The ecological distribution and comparative photobiology of symbiotic dinoflagellates from reef corals in Belize: Potential implications for coral bleaching

The photobiology and distribution of dinoflagellates in the genus Symbiodinium was investigated for eight common reef coral species over a depth range of 1-25 m on a coral reef in Belize. The genetic identification of symbionts using polymerase chain reaction-denaturing gradient electrophoresis of the internal transcribed spacer 2 region revealed marked differences in host specificity and depth zonation for certain symbiont types. Each host taxon was found to associate with a limited subset of symbionts that exist in the region. Intraspecific variation was greatest at the shallower sites (1-8 m), where as many as five distinctive symbionts were distributed among a single host population (e.g., Montastraea faveolata). At depth (15-25 m), variation from colony to colony was minimal, where one algal type associated with most or all the colonies of a species.

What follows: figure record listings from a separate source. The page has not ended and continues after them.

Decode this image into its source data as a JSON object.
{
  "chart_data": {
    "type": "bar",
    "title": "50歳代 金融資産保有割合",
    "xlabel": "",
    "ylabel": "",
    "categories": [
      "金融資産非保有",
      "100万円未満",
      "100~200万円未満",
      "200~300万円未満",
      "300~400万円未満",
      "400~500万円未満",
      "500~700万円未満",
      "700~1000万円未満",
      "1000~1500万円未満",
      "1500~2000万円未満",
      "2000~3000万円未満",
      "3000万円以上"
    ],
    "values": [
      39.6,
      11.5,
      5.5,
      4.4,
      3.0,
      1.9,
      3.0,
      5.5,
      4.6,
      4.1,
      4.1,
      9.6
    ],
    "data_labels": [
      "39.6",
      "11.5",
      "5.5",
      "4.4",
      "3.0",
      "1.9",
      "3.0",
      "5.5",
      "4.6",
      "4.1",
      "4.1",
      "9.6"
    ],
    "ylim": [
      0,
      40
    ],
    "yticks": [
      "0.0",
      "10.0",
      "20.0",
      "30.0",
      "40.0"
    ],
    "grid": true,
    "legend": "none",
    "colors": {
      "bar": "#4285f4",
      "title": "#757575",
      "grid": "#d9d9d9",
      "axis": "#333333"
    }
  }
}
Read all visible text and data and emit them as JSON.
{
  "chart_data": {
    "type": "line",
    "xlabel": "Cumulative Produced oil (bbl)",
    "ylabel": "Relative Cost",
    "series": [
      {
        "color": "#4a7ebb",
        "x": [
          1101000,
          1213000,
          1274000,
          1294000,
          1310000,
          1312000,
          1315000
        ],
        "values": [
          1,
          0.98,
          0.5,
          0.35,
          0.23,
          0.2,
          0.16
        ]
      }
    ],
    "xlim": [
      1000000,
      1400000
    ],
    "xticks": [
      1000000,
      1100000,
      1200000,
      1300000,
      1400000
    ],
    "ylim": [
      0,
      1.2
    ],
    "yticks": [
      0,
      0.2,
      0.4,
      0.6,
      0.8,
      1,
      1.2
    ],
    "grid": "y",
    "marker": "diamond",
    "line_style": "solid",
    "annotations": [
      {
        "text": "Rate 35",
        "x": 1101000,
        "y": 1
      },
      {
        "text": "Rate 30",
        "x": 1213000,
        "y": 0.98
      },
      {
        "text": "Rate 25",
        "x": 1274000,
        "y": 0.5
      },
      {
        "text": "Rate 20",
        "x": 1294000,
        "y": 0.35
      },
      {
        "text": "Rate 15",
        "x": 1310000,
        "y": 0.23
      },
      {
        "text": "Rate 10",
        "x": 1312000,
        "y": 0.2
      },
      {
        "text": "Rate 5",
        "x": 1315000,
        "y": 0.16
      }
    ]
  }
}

The maximal photochemical efficiency and light-acclimated efficiency of photosystem II (PSII) were determined by active chlorophyll fluorescence and used to assess potential differences in photosynthetic potential. Under normal ambient conditions, little or no physiological differences were noted among different symbionts occurring in the same species of coral at a particular depth, yet interspecific differences in PSII efficiency were noted between coral species at the same depth. Short-term bleaching experiments showed that symbionts B1 and C7 within M faveolata experienced a higher degree of thermally induced photoinhibition relative to A4a symbionts in Porites astreoides. The differential patterns of PSII inactivation observed within M. faveolata could be explained by the presence of different symbiont populations within this coral. Differences in in situ maximum excitation pressure on PSII between symbionts within some corals may provide a predictive measure of how different species of coral or individual colonies with different symbionts would respond to natural thermal stress events.